This is smart and interesting, but I disagree. For WDW SAP, wouldn’t the best choice, as mentioned above, still be VGF? It’s cheaper, none of the annoying, didn’t-tell-us-till-the-last-minute transient and parking fees, and it’s going to sell out in the next 12-18 months, meaning the VGF resale price will pop back up and a buyer today could probably sell at a higher price in a couple years or less. Even if Poly2 turns out great and has its own association, VGF, with its size, theming and scale, will always be the premiere Magic Kingdom area resort.
Though you‘ve been quite unforgiving about the Aulani transient tax and dues, you seem remarkably ok with Anaheim’s, which are even higher for the former and almost as much as the latter. And, let’s be honest, VDH isn’t a beautiful sprawling island resort, it’s basically a boring, unthemed block of concrete shoved into a narrow space between two hotel towers. It even makes Riviera look like an imagineer’s fantasy! Why are the dues so friggin pricey?? Also, the relationship between Anaheim and Disney has always been complicated, so it’s certainly not impossible that Anaheim could muscle through any number of transient tax increases down the line in retaliation for some perceived slight on Disney’s part.
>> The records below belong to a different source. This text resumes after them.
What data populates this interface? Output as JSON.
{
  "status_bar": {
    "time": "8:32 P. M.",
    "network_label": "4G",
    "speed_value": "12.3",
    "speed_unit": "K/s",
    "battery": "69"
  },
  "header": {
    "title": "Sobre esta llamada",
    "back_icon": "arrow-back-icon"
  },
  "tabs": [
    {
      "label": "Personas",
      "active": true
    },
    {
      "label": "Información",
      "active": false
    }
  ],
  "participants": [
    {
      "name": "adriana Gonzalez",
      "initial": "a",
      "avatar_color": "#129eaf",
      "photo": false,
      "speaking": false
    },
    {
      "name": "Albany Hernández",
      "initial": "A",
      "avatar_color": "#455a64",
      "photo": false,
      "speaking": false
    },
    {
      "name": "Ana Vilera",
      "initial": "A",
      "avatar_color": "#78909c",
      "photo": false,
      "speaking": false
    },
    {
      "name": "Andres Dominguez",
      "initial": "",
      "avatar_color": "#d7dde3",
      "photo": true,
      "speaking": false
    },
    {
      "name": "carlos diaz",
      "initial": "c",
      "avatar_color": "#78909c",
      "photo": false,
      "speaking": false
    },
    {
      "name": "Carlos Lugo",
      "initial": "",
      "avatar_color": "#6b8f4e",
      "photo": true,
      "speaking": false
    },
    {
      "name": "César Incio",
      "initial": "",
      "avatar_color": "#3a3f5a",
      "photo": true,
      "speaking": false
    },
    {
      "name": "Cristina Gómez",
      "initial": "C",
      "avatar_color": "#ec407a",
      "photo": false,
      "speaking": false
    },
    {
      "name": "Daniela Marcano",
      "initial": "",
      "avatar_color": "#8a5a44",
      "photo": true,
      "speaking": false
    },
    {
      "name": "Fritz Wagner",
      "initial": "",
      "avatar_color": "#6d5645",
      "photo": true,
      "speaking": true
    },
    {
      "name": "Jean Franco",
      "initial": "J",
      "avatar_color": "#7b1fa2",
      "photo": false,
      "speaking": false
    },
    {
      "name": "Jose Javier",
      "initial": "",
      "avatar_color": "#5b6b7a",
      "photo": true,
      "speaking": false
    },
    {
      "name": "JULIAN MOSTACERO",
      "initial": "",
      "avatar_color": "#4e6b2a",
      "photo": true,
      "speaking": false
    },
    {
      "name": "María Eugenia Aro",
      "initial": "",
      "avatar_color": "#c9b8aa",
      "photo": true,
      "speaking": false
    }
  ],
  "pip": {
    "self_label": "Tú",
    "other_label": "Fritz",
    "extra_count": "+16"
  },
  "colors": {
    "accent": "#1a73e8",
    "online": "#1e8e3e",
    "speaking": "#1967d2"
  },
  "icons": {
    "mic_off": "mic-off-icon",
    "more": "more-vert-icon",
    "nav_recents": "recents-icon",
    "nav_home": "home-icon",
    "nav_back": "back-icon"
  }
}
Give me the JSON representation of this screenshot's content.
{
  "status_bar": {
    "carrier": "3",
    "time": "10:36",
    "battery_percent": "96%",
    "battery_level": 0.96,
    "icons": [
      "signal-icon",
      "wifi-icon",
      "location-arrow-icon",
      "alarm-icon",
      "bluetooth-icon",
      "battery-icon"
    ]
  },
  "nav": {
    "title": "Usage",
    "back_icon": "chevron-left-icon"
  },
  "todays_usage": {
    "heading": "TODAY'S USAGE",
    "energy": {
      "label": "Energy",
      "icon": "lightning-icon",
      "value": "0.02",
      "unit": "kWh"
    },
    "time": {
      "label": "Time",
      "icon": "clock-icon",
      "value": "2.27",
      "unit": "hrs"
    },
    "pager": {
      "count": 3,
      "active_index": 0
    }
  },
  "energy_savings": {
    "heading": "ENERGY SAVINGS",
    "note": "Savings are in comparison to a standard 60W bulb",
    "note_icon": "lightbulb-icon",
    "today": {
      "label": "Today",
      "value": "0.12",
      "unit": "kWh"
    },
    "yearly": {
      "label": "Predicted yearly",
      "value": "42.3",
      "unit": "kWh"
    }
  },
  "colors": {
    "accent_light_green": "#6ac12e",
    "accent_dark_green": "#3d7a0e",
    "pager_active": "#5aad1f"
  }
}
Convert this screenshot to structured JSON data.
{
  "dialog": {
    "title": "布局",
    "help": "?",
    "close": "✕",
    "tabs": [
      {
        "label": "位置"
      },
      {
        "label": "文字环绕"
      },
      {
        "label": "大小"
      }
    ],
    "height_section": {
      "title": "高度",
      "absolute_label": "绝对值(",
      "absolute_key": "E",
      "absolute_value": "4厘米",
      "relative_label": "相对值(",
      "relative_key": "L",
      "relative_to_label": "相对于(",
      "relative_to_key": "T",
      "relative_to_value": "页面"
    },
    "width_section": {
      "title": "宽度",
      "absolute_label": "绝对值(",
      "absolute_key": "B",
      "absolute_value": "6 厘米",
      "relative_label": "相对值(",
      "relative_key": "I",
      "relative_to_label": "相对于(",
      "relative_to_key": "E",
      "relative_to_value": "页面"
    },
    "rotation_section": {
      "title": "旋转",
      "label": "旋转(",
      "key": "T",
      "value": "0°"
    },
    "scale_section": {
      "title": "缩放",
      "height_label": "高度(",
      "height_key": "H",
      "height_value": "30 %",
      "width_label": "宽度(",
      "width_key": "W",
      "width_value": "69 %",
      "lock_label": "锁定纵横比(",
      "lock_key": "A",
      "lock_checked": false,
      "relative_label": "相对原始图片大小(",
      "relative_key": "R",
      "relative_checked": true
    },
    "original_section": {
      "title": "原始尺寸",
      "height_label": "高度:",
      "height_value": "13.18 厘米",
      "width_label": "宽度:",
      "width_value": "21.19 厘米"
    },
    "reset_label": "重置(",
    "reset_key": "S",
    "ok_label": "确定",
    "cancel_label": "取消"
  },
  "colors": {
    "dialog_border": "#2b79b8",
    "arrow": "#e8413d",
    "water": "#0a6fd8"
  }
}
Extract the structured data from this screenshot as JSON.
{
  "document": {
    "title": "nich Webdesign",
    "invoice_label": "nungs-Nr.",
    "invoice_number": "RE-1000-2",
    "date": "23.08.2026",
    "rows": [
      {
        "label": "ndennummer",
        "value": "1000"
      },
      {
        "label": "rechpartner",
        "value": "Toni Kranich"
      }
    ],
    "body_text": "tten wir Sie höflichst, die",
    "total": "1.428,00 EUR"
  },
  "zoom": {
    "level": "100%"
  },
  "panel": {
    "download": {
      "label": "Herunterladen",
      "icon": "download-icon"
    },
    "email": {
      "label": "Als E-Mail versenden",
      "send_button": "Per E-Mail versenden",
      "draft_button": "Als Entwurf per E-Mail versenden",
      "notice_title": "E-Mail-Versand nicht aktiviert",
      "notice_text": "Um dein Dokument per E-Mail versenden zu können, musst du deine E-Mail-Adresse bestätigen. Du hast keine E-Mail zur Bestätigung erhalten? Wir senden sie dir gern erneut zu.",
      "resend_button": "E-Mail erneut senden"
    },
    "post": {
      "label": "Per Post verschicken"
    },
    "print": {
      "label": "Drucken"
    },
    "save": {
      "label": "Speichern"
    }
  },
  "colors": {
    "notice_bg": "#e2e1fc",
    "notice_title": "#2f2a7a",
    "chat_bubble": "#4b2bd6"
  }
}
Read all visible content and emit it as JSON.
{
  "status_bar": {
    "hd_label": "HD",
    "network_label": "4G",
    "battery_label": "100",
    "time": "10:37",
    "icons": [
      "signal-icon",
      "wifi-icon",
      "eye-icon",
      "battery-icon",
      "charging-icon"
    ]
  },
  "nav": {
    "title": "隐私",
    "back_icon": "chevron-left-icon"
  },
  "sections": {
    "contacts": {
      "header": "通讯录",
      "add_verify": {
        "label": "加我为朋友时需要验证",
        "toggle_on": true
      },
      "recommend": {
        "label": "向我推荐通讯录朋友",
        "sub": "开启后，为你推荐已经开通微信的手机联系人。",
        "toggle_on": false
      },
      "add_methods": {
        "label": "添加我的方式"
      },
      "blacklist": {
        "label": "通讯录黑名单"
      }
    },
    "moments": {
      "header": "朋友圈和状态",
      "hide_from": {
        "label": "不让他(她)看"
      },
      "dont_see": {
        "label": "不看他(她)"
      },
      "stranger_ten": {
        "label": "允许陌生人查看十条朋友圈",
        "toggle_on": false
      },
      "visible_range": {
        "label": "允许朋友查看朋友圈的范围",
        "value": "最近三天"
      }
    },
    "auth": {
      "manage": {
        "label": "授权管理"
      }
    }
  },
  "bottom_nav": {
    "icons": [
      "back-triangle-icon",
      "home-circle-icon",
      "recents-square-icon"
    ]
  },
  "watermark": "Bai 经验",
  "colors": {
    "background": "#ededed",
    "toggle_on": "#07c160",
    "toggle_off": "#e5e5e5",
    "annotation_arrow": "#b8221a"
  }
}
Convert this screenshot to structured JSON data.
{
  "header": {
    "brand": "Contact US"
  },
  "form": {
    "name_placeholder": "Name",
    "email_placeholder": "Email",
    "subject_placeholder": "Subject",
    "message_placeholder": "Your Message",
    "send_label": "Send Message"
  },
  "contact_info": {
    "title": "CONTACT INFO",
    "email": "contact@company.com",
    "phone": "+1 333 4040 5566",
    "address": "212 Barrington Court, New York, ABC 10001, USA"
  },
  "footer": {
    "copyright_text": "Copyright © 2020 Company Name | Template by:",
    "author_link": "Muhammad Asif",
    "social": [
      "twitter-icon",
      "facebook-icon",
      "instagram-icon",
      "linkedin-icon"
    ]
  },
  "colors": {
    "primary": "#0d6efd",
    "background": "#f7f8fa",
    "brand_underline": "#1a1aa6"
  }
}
Also, I’m not sure VDH is guaranteed to be either successful or popular. It greatly suffers in comparison to VGC, and most people in SoCal know nothing about
DVC and usually travel from home to spend a day at the parks. I’m not sure they’re going to be lining up in droves to plunk down thousands and thousands of dollars for a time share to stay in basically another hotel wing, when they can book that same hotel or similar ones across the street for two or three night stays, for years and years and years, for less money.
Also, even if you use the resort for SAP, it’s still kinda nice to own where you want to stay. And I think there might be more hesitation than some anticipate to buy into VGC’s unimpressive, small, sad counterpart.